The walls are closing in on Donald Trump. Not the big, beautiful walls on the southern border, but potential felony charges in New York, Atlanta and Washington, DC.
Trump’s own impeachment lawyer posed the odd defense that the time to “go and arrest him” would be “after he’s out of office” during the Senate trial in which he was ultimately acquitted. Mitch McConnell, in his head-snapping mea culpa, also invoked criminal remedies at the time: “We have a criminal justice system in this country,” he said, adding, “and former presidents are not immune from being accountable.”
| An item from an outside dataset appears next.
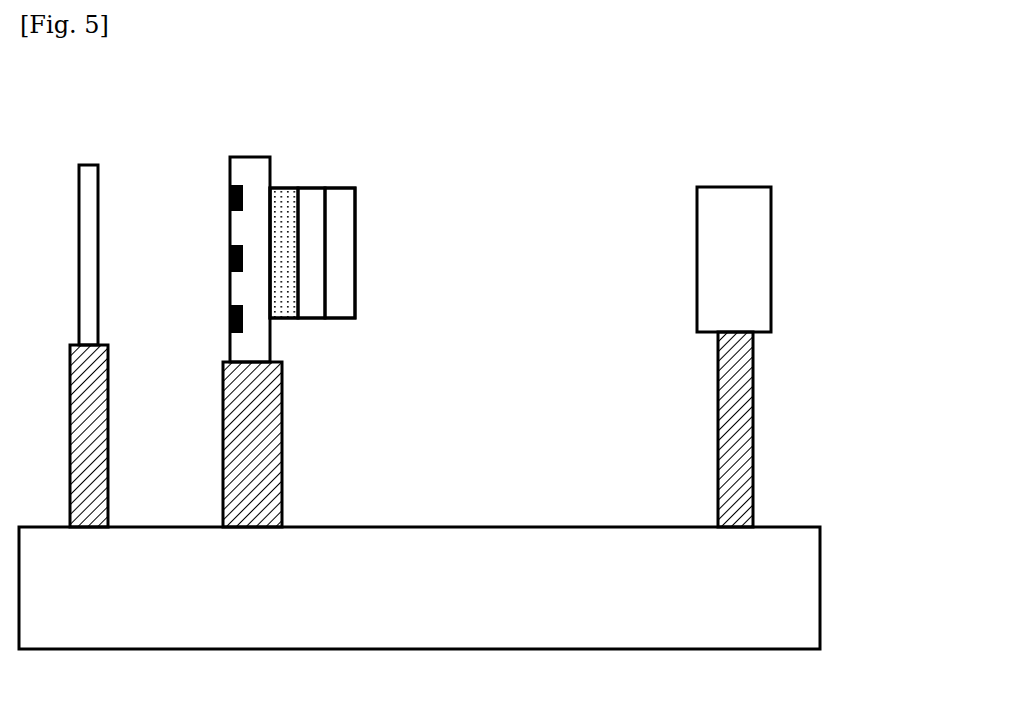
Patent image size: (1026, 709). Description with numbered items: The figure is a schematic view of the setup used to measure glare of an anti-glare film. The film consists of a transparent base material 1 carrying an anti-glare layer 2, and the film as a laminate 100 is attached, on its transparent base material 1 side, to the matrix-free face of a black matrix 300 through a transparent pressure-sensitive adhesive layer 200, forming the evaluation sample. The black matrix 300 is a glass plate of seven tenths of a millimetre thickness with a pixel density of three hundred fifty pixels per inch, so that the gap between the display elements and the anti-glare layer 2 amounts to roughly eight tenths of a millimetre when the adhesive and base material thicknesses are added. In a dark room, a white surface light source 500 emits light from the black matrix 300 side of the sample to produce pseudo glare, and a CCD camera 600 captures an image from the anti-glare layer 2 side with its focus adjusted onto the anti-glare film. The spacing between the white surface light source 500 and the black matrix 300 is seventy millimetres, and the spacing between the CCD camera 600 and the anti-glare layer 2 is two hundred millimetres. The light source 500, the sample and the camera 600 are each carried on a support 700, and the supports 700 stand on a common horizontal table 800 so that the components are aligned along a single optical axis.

So where does that leave us?
Cyrus Vance, the District Attorney of New York, has had an open investigation for years that appears to be focusing on phony, shifting property valuations given to banks, insurers and tax authorities. Trump has fought to prevent his financial records and tax returns from being turned over, presumably for good reason, but his repeated appeals have now come to an end as the Supreme Court has refused any final relief.
Given that Donald Trump may never have done a straight deal in his life, the likelihood of actionable state law wrongdoing is high. Michael Cohen, who is in a position to know, offered that, with the now-inevitable release of his tax and financial records, “it does not look good for him.”
In Georgia, new Fulton County District Attorney Fani Willis has made clear she will aggressively investigate criminality arising from Trump’s recorded phone call trying to pressure the Georgia Secretary of State into somehow “finding” enough votes to overturn the election. “An investigation is like an onion,” she said. “You never know. You pull something back, and then you find something else.” There is a big onion in Georgia. Trump’s calls to state officials urging them to subvert the election, for instance, could run afoul of a Georgia statute dealing with “criminal solicitation to commit election fraud.” To the extent that Trump was coordinating with Lindsey Graham, who also intervened with the Secretary of State, Rudy Giuliani, or others, conspiracy or even racketeering charges could be brought under Georgia law, Willis suggested.
While a person indicted federally can be arrested anywhere in the United States, if Trump is charged with a state offense, the governor of that state must request extradition from the governor of the state where Trump is located — in this case, Florida and its governor, Ron DeSantis. In Timothy Snyder’s typology, DeSantis is a “breaker,” not a “gamer.” His devotion is to his own political advancement, without regard to any moral or political guardrails. He is an uber Trump loyalist; he encouraged the legal challenge to the presidential election. He told local health officials to stop publishing Covid statistics until after the election and overrode local officials’ mask mandates. He ordered armed raids on the home of a whistleblowing data scientist. He is positively Trumpian in his lack of respect for truth or the rule of law. And he will decide on approving extradition.
The legal issue is straightforward. The Extradition Clause of the Constitution requires “a person charged in any State with Treason, Felony, or other Crime, who shall … be found in another State, shall on Demand of the executive Authority of the State from which he fled, be delivered up, to be removed to the State having Jurisdiction of the Crime.”
In 1861, when the Governor of Ohio refused the Governor of Kentucky’s request for the return of a “free man of color” to face criminal charges for helping a slave to escape, the Supreme Court held that the Ohio Governorhad an absolute constitutional obligation to extradite the defendant who had aided a fugitive slave. But it also ruled that federal courts had no authority to enforce this duty. More than 100 years later, in 1987, Thurgood Marshall wrote for a unanimous Court that the federal courts did have the power to order extradition sought by a requesting governor while reiterating that a governor had no discretion to refuse a proper request.
So, what could DeSantis do? In theory, he only has the power to make certain the extradition documents are in order. But Florida law provides that when an extradition demand is made, the Governor of Florida may instruct any prosecutor he chooses “to investigate or assist in investigating the demand, and to report to him or her the situation and circumstances of the person so demanded, and whether the person ought to be surrendered.” The statute is silent as to the scope of the investigation or the length of time that such an investigation can continue. It is also silent as to what conditions affect “whether the person ought to be surrendered.”
Just as Trump has stonewalled, delayed or ignored the rule of law, his acolyte DeSantis can stay off the day of judgment for his mentor, perhaps indefinitely. He can insist he is in the process of investigating, until some court orders him it is time to wind it up. That ruling could then go through the federal court system, to the Supreme Court.
Once his investigation is concluded, DeSantis can then find that Trump “ought [not] be surrendered.” That too can inch through the appellate system. And finally, DeSantis can contend that Justice Marshall’s overruling of the fugitive slave extradition case was wrongly decided and see whether the conservative bloc will rediscover federalism and allow the extradition to be refused. That final decision would leave Trump to avoid the day of judgment and remain “the Prisoner of Mar-a-Lago.”